The idea of an inflation target was established in January 2012, in the aftermath of the 2008-09 financial and economic crisis. The Fed said then that an explicit goal would help promote the central bank’s dual mandate: low unemployment consistent with stable prices. And in those tough postcrisis years, the extraordinary easy monetary policy succored an economy flat on its back.
Despite the Fed’s assiduous ministrations, however, inflation has stubbornly resisted the 2% target for most of the past five years. The 12-month change in the consumer-price index was a tame 1.7% in July, down from a more than 2% run rate earlier in the year.
There are two downsides to the Fed’s unrelenting—if as yet unsuccessful—pursuit of a specific inflation target. First, the central bank’s credibility is at risk, notes economist A. Gary Schilling. “If you say you have the monetary tools to effect that target, and you don’t, then one has to question their tools,” he says.
Schilling, who advocates eliminating the target, wonders “why the Fed is in the inflation-forecasting game at all,” given its poor record at forecasting, whether it’s gross domestic product or inflation. “[Dropping] it would be a jolt, but the Fed would end up with more credibility.”
In June, the Fed indicated there would probably be another 25-basis-point hike in the federal-funds rate, now 1%, to 1.25% in December, and three more similar increases in 2018. (A basis point is a hundredth of a percentage point.) Few believe that, particularly with the terrible hurricane damage in Houston, with potentially more to come in the Southeast.
The fed-futures market indicates just one more hike by about September 2018, according to Bloomberg. As Barron’s has pointed out more than once, fed futures have been more successful than the Fed itself at predicting interest-rate changes. (The fed-funds rate is used by banks that lend funds maintained at the Fed to other banks.)

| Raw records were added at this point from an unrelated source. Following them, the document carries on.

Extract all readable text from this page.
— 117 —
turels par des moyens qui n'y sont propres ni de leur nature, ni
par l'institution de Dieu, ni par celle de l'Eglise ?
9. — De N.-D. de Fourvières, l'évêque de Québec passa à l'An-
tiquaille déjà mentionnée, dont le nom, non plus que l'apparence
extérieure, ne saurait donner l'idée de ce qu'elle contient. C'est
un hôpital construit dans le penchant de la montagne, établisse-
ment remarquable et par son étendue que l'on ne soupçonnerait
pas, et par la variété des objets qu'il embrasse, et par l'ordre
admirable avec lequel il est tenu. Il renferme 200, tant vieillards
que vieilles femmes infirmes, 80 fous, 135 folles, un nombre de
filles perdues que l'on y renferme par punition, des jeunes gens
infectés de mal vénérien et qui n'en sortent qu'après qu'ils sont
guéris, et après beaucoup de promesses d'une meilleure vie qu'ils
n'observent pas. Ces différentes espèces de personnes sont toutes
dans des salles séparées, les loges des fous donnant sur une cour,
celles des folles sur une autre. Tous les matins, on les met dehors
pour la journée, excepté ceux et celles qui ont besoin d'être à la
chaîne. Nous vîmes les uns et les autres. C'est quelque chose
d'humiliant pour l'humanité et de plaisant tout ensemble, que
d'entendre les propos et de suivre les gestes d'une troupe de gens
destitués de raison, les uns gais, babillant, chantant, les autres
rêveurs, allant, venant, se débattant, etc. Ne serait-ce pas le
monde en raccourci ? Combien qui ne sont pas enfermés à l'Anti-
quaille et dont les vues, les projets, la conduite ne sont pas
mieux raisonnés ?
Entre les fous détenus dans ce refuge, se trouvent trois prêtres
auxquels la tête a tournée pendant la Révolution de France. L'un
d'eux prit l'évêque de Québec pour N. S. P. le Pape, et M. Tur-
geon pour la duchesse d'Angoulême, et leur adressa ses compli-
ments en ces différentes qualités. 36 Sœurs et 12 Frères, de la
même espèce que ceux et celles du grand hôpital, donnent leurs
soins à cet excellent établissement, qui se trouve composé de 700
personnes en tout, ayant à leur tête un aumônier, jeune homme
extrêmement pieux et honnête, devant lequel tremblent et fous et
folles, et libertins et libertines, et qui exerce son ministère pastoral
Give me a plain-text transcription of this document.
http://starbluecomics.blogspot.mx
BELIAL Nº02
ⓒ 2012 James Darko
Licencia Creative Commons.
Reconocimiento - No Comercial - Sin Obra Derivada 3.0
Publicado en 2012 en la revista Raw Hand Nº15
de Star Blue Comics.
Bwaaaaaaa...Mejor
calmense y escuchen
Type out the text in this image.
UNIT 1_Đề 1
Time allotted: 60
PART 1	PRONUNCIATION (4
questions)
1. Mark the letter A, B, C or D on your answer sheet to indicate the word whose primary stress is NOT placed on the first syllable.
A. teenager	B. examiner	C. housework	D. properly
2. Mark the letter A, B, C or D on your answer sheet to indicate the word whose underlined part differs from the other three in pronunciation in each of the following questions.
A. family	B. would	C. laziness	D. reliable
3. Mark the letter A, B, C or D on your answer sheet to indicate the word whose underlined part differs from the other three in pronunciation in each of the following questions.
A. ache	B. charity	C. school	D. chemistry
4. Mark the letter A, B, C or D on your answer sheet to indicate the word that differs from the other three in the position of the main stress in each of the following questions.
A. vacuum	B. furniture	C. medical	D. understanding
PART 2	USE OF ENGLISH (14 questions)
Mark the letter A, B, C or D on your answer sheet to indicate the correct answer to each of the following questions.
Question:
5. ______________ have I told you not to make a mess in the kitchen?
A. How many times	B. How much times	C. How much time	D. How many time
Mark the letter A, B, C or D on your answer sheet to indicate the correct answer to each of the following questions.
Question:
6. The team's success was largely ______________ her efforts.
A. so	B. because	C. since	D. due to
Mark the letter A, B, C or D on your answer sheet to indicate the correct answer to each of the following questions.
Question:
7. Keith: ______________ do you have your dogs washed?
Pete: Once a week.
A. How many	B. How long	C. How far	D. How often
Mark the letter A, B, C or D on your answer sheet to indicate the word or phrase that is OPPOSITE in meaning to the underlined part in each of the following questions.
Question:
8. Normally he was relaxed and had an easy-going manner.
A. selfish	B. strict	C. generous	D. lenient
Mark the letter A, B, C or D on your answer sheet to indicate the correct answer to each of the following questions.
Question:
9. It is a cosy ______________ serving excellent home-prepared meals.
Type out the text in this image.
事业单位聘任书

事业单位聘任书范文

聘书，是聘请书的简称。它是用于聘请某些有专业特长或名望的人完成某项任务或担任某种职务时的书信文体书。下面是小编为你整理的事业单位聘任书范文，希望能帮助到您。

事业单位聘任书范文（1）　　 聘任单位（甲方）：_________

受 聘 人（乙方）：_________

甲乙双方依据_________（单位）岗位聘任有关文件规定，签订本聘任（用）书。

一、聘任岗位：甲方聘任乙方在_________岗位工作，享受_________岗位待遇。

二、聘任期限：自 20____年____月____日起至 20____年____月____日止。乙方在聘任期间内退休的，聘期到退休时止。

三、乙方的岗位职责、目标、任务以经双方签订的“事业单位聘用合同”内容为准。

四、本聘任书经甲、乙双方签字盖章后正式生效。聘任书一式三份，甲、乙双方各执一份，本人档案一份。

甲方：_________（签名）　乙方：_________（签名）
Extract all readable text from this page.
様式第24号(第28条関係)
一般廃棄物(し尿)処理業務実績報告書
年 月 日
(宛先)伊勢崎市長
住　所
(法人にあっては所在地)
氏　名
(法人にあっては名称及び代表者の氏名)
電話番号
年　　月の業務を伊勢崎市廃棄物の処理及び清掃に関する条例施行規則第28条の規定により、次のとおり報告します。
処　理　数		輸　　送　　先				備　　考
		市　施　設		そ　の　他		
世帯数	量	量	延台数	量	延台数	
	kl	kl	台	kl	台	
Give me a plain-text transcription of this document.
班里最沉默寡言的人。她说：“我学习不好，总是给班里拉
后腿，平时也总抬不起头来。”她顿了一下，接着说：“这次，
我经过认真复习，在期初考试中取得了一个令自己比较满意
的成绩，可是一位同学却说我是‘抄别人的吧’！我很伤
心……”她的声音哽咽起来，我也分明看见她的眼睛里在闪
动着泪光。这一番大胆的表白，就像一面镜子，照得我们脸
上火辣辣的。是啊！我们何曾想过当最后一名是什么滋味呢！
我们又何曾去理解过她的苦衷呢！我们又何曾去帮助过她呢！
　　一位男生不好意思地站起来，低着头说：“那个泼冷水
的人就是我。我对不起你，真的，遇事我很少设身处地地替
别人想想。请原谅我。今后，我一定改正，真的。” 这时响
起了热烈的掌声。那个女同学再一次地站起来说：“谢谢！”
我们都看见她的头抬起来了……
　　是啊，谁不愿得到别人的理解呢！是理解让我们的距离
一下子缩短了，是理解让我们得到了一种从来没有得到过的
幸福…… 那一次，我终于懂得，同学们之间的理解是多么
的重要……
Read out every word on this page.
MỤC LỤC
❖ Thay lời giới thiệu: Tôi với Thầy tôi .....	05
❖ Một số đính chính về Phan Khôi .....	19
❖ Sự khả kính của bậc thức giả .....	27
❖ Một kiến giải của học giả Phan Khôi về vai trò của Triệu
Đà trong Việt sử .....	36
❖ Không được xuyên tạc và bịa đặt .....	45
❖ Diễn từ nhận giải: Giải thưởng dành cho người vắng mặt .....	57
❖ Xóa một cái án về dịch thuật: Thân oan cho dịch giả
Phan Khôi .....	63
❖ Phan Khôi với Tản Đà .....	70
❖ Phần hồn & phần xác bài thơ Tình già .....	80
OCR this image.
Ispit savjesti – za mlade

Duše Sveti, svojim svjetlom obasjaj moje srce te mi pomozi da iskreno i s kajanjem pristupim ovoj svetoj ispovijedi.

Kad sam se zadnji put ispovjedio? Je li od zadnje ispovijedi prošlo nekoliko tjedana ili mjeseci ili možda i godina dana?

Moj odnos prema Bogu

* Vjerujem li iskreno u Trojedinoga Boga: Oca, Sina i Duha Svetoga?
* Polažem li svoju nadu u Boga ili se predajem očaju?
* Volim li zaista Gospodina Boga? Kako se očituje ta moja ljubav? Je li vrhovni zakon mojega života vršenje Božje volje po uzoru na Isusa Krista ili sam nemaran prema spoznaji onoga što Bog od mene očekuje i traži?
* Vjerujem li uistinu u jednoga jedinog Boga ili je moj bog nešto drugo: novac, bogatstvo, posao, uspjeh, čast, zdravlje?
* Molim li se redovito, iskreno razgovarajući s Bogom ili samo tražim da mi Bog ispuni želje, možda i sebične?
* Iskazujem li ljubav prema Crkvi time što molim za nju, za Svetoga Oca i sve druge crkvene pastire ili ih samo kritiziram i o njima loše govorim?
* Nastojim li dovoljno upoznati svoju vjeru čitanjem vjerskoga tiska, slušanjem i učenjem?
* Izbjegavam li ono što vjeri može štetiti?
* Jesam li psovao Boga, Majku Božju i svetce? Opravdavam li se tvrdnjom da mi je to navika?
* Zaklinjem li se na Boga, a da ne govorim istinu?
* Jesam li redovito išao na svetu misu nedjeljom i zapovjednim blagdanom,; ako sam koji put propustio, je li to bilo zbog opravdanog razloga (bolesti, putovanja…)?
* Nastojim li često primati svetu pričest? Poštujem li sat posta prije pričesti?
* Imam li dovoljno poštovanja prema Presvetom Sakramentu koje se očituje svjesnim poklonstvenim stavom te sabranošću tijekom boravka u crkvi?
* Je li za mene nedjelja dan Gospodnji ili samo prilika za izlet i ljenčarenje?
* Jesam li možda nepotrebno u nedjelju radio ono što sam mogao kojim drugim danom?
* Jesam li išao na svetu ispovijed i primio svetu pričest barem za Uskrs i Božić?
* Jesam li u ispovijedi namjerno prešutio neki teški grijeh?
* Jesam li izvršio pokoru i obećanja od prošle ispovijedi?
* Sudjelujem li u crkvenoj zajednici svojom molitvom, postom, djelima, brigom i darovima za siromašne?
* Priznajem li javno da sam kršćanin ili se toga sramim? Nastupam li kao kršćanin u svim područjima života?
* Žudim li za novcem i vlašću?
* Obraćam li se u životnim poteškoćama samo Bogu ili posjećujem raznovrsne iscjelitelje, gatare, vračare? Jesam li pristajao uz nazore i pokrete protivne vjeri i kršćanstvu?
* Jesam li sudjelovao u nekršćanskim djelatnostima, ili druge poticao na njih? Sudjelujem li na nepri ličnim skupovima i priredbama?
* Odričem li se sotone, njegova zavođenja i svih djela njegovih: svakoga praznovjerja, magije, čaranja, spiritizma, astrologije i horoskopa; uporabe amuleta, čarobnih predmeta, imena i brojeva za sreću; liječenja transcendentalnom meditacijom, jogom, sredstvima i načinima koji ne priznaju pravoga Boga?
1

It’s the direction of inflation data that matters most to the Fed, even more than the level of inflation, says Morgan Stanley economist Ellen Zentner. With a specific goal, however, it’s difficult to convince markets of that, she says. In other words, investors believe the central bank should do nothing because the 2% level hasn’t sustainably been met.
The other problem with targeting rather than maintaining a flexible response, which was the case before 2012, is the risk that the Fed “keeps policy too easy for too long,” says Mike O’Rourke, chief market strategist at JonesTrading.
The country has had price stability for five years, but to gain a few basis points more of inflation, the Fed has pursued an easy policy for an extended period of time, potentially inflating a bubble in financial assets, he says.
Consumer prices are under control, but stocks and bonds are near all-time highs, and real estate is frothy. Private-equity deals are being done at higher and higher multiples, too. Sub-2% inflation before 2008—before the public target—wouldn’t have justified extraordinarily accommodative monetary policy, O’Rourke adds. “Why is the Fed micromanaging the economy for want of a few basis points of inflation, when it’s close to the target and not volatile?” he asks.
The fed-funds rate should have been at 2% already, he says. And, he asserts, you wouldn’t have the financial-asset bubble that exists now had the Fed moved earlier. Nearly a decade of accommodative policy has delayed the business cycle, but, he adds, the cycle hasn’t been eliminated.
With a target, the Fed has painted itself into a corner. It won’t raise rates as fast as it should for fear of pricking the asset bubble that overly easy money has helped create. Down the line, when rates do rise, the risk is of a bigger drop in asset prices then otherwise might have been.
ZERO INTEREST RATES pulled the economy out of the crisis, but is the medicine now worse than the cure? What good is an inflation target that effectively holds down mortgage rates if that policy also drives house prices beyond the reach of the middle class? And for stocks, low rates have been the gift that keeps on giving.
Instead of waiting for 1.7% inflation to reach 2%, perhaps the Fed should declare an inflation-target victory and get on with normalizing rates before the bubbles get too much bigger.
The Fed faces an increasingly difficult trade-off, says Morgan Stanley’s Zentner. The risk, she adds, is that if the Fed does nothing in the current environment of low unemployment and easing financial conditions, it runs the risk of having to raise rates quickly later on and at a speed that markets won’t like at all.
Layered on this is one big unknown: Four of seven Fed governorships will soon be open, and it’s a good bet that Donald Trump–appointed players will want to keep rates low. Fed Chair Janet Yellen, who helped introduce the explicit inflation target, might not be reappointed after her term ends on Feb. 3, 2018, though she could stay on as a governor until 2024.
Perhaps it’s time for the Fed to stop being a helicopter parent to the U.S. economy. Micromanaging inflation could lead to troubles down the road. The next Fed meeting is Sept 19-20. Stay tuned.
Vito J. Racanelli, Barron’s, September 9, 2017.